I'll have to check out some of those pianists you mentioned. Aside from Haskil, Fischer, Lipatti, Iturbi, and Kraus, I know none of the others. Lili Kraus's recording for EMI References of the complete Mozart violin sonatas with Willi Boskovsky from the mid-1950s is one of my favorite discoveries of the past few months... (Working at Lincoln Center, a two-minute walk from the holdings of the Performing Arts Library, will prevent me from complaining about my NYC taxes in perpetuity.)
Incidentally, I was in Seattle this past weekend and found a pristine used EMI References set of Schnabel doing the complete Beethoven sonatas for $40. Not bad considering that's what I just paid for two student tickets to see Andras Schiff play Beethoven and Haydn at Avery Fisher in November.

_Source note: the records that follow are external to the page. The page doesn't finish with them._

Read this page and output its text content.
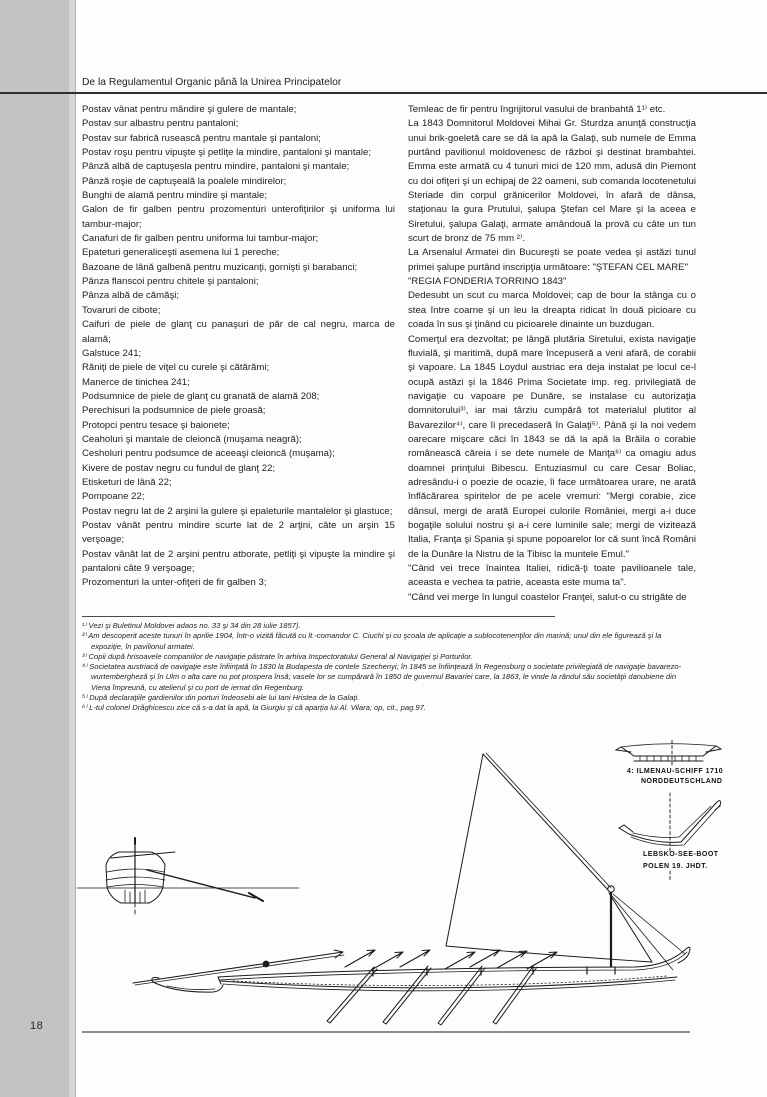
18
De la Regulamentul Organic până la Unirea Principatelor
Postav vânat pentru mândire şi gulere de mantale;
Postav sur albastru pentru pantaloni;
Postav sur fabrică rusească pentru mantale şi pantaloni;
Postav roşu pentru vipuşte şi petliţe la mindire, pantaloni şi mantale;
Pânză albă de captuşesla pentru mindire, pantaloni şi mantale;
Pânză roşie de captuşeală la poalele mindirelor;
Bunghi de alamă pentru mindire şi mantale;
Galon de fir galben pentru prozomenturi unterofiţirilor şi uniforma lui tambur-major;
Canafuri de fir galben pentru uniforma lui tambur-major;
Epateturi generaliceşti asemena lui 1 pereche;
Bazoane de lână galbenă pentru muzicanţi, gornişti şi barabanci;
Pânza flanscoi pentru chitele şi pantaloni;
Pânza albă de cămăşi;
Tovaruri de cibote;
Caifuri de piele de glanţ cu panaşuri de păr de cal negru, marca de alamă;
Galstuce 241;
Răniţi de piele de viţel cu curele şi cătărămi;
Manerce de tinichea 241;
Podsumnice de piele de glanţ cu granată de alamă 208;
Perechisuri la podsumnice de piele groasă;
Protopci pentru tesace şi baionete;
Ceaholuri şi mantale de cleioncă (muşama neagră);
Cesholuri pentru podsumce de aceeaşi cleioncă (muşama);
Kivere de postav negru cu fundul de glanţ 22;
Etisketuri de lână 22;
Pompoane 22;
Postav negru lat de 2 arşini la gulere şi epaleturile mantalelor şi glastuce;
Postav vânăt pentru mindire scurte lat de 2 arţini, câte un arşin 15 verşoage;
Postav vânăt lat de 2 arşini pentru atborate, petliţi şi vipuşte la mindire şi pantaloni câte 9 verşoage;
Prozomenturi la unter-ofiţeri de fir galben 3;
Temleac de fir pentru îngrijitorul vasului de branbahtă 1¹⁾ etc.
La 1843 Domnitorul Moldovei Mihai Gr. Sturdza anunţă construcţia unui brik-goeletă care se dă la apă la Galaţi, sub numele de Emma purtând pavilionul moldovenesc de război şi destinat brambahtei. Emma este armată cu 4 tunuri mici de 120 mm, adusă din Piemont cu doi ofiţeri şi un echipaj de 22 oameni, sub comanda locotenetului Steriade din corpul grănicerilor Moldovei, în afară de dânsa, staţionau la gura Prutului, şalupa Ştefan cel Mare şi la aceea e Siretului, şalupa Galaţi, armate amândouă la provă cu câte un tun scurt de bronz de 75 mm ²⁾.
La Arsenalul Armatei din Bucureşti se poate vedea şi astăzi tunul primei şalupe purtând inscripţia următoare: "ŞTEFAN CEL MARE"
"REGIA FONDERIA TORRINO 1843"
Dedesubt un scut cu marca Moldovei; cap de bour la stânga cu o stea între coarne şi un leu la dreapta ridicat în două picioare cu coada în sus şi ţinând cu picioarele dinainte un buzdugan.
Comerţul era dezvoltat; pe lângă plutăria Siretului, exista navigaţie fluvială, şi maritimă, după mare începuseră a veni afară, de corabii şi vapoare. La 1845 Loydul austriac era deja instalat pe locul ce-l ocupă astăzi şi la 1846 Prima Societate imp. reg. privilegiată de navigaţie cu vapoare pe Dunăre, se instalase cu autorizaţia domnitorului³⁾, iar mai târziu cumpără tot materialul plutitor al Bavarezilor⁴⁾, care îi precedaseră în Galaţi⁵⁾. Până şi la noi vedem oarecare mişcare căci în 1843 se dă la apă la Brăila o corabie românească căreia i se dete numele de Mariţa⁶⁾ ca omagiu adus doamnei prinţului Bibescu. Entuziasmul cu care Cesar Boliac, adresându-i o poezie de ocazie, îi face următoarea urare, ne arată înflăcărarea spiritelor de pe acele vremuri: "Mergi corabie, zice dânsul, mergi de arată Europei culorile României, mergi a-i duce bogaţile solului nostru şi a-i cere luminile sale; mergi de vizitează Italia, Franţa şi Spania şi spune popoarelor lor că sunt încă Români de la Dunăre la Nistru de la Tibisc la muntele Emul."
"Când vei trece înaintea Italiei, ridică-ţi toate pavilioanele tale, aceasta e vechea ta patrie, aceasta este muma ta".
"Când vei merge în lungul coastelor Franţei, salut-o cu strigăte de
¹⁾ Vezi şi Buletinul Moldovei adaos no. 33 şi 34 din 28 iulie 1857).
²⁾ Am descoperit aceste tunuri în aprilie 1904, într-o vizită făcută cu lt.-comandor C. Ciuchi şi cu şcoala de aplicaţie a sublocotenenţilor din marină; unul din ele figurează şi la expoziţie, în pavilionul armatei.
³⁾ Copii după hrisoavele companiilor de navigaţie păstrate în arhiva Inspectoratului General al Navigaţiei şi Porturilor.
⁴⁾ Societatea austriacă de navigaţie este înfiinţată în 1830 la Budapesta de contele Szechenyi; în 1845 se înfiinţează în Regensburg o societate privilegiată de navigaţie bavarezo-wurtembergheză şi în Ulm o alta care nu pot prospera însă; vasele lor se cumpărară în 1850 de guvernul Bavariei care, la 1863, le vinde la rândul său societăţii danubiene din Viena împreună, cu atelierul şi cu port de iernat din Regenburg.
⁵⁾ După declaraţiile gardienilor din porturi îndeosebi ale lui Iani Hristea de la Galaţi.
⁶⁾ L-tul colonel Drăghicescu zice că s-a dat la apă, la Giurgiu şi că aparţia lui Al. Vilara; op, cit., pag.97.
4: ILMENAU-SCHIFF 1710
NORDDEUTSCHLAND
LEBSKO-SEE-BOOT
POLEN 19. JHDT.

Last question, I promise--have you found very much use for any recording guides in particular? I've picked up and/or browsed through the Gramophone, Penguin, Inner Ear, Svejda etc. guides and found them useful in varying degrees but was curious if you had ever gotten much value out of any and if so, which.
Patrick
09-07-2005, 08:12 PM
Lili Kraus's recording for EMI References of the complete Mozart violin sonatas with Willi Boskovsky from the mid-1950s is one of my favorite discoveries of the past few months...
I'm pretty sure this was originally released on Discophiles Francais, a label that I (try to) collect. I have a few of them and they are really amazing.
Incidentally, I was in Seattle this past weekend and found a pristine used EMI References set of Schnabel doing the complete Beethoven sonatas for $40. Not bad considering that's what I just paid for two student tickets to see Andras Schiff play Beethoven and Haydn at Avery Fisher in November.
Yes, those EMI References are truly peerless. And Schnabels were originally 78s, so there's no "originals" to get (unless you do the 78 thing, which gets really insane with classical music due to the length of the pieces and the consequent number of heavy discs you need to constantly be changing).
Last question, I promise--have you found very much use for any recording guides in particular? I've picked up and/or browsed through the Gramophone, Penguin, Inner Ear, Svejda etc. guides and found them useful in varying degrees but was curious if you had ever gotten much value out of any and if so, which.
Penguin Guide was my intro... now I disagree with most of what they say, but it's always good to have a navigational tool, even if you need to read between the lines.
Patrick
Lukas
09-12-2005, 06:50 PM
hey guys I am playing a show on the 2oth! yay, and it is outside!